Exposure to risk depends on the country you are travelling to, your current health status, the activities you will be engaged in, immunization history, sex, age, and pre-existing medical conditions. Below is a guide to vaccinations for travellers.
1. Do a Pre-travel Research
Having prior knowledge about your travel destination and getting the appropriate immunization is key to shielding you against disease. Before you go to the clinic for vaccinations, research your travel destination in view of your planned activities. You also need to read travel advisories by relevant bodies such as CDC, Health Canada, and the WHO.
2. Go for a Pre-travel Health Assessment
Once you have researched your travel destination, the next step is to make an appointment with your family doctor. At this time, you may have a list of questions to ask your healthcare provider who will also recommend the appropriate vaccinations based on the country you will be travelling to. Do this early on, at least six weeks ahead of your scheduled departure. Some vaccines take a week or so for your body to develop antibodies to kickstart the immune process.

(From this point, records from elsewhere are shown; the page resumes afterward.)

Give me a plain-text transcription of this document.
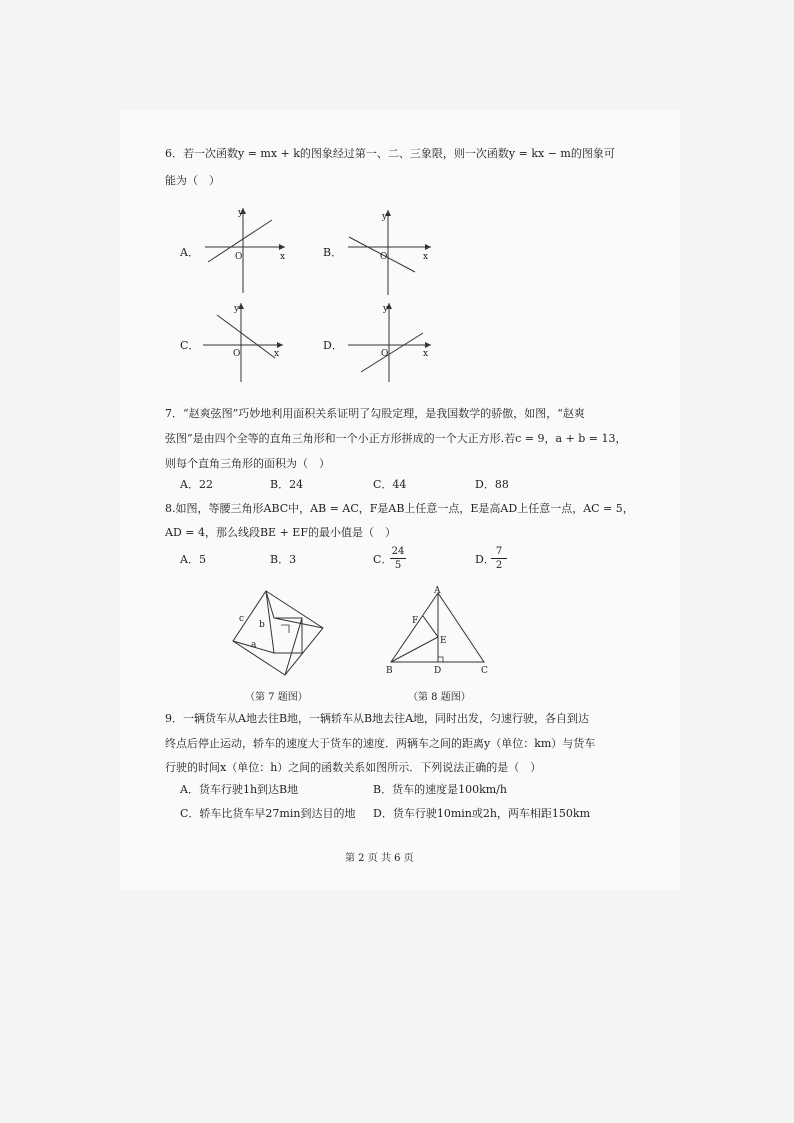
6．若一次函数y = mx + k的图象经过第一、二、三象限，则一次函数y = kx − m的图象可
能为（　）
A．
y
x
O	B．
y
x
O
C．
y
x
O
D．
y
x
O
7．“赵爽弦图”巧妙地利用面积关系证明了勾股定理，是我国数学的骄傲，如图，“赵爽
弦图”是由四个全等的直角三角形和一个小正方形拼成的一个大正方形.若c = 9，a + b = 13，
则每个直角三角形的面积为（　）
A．22	B．24	C．44	D．88
8.如图，等腰三角形ABC中，AB = AC，F是AB上任意一点，E是高AD上任意一点，AC = 5，
AD = 4，那么线段BE + EF的最小值是（　）
A．5	B．3	C．
$\frac{24}{5}$	D．
$\frac{7}{2}$
c
b
a
（第 7 题图）
A
F
E
B	D	C
（第 8 题图）
9．一辆货车从A地去往B地，一辆轿车从B地去往A地，同时出发，匀速行驶，各自到达
终点后停止运动，轿车的速度大于货车的速度．两辆车之间的距离y（单位：km）与货车
行驶的时间x（单位：h）之间的函数关系如图所示．下列说法正确的是（　）
A．货车行驶1h到达B地	B．货车的速度是100km/h
C．轿车比货车早27min到达目的地 D．货车行驶10min或2h，两车相距150km
第 2 页 共 6 页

Besides, some vaccines require multiple doses administered over several visits to a clinic. Some cannot be administered simultaneously with others. Another reason to seek vaccination ahead of your travel date is that it is sometimes difficult to get a clinic appointment during peak travel seasons when they are likely to be overbooked.
3. Inquire about Vaccination Costs
It is important to know how much the vaccination will cost you. Most health plans in Canada do not cover a number of travel vaccines. You, therefore, need to budget for vaccination alongside your other travel expenses. To save costs, get a prescription from your family doctor before buying the vaccine; then get a designated pharmacy to administer it on you.
4. Know the Most Common Vaccinations
It is good to know the most common conditions that require vaccination. These include pertussis (for adults), Hepatitis B, tetanus and diphtheria (adults), varicella, mumps and rubella, measles, poliomyelitis or polio (adults).
Another key vaccine is the yellow fever one, which is sometimes very rare to get and is administered mostly at designated yellow fever vaccination centres. It is important to contact your clinic in advance to find if they have the vaccine. Other conditions for vaccination include influenza, Hepatitis A, meningococcal, Japanese encephalitis, typhoid, rabies, cholera, etc.
Some illnesses such as dengue fever and malaria have no vaccines in Canada. When travelling to destinations with these diseases, take appropriate measures to protect yourself such as using an insect repellent or mosquito nets to protect parts of your skin that are exposed.
5. Pack a General Purpose Emergency Kit
The aim of vaccinations is to prevent contracting a disease. However, it is always good to have with you a medical emergency kit containing an insect repellent, sunscreen, mosquito net, filters or water purification tablets, first aid items, antibacterial solutions, and assorted medicines for various common issues such as pain, diarrhea, fever, etc.
If you are planning to travel out of Canada, be aware of the various vaccinations required for your travel destination. The goal is to protect you from preventable illnesses by getting the appropriate vaccinations.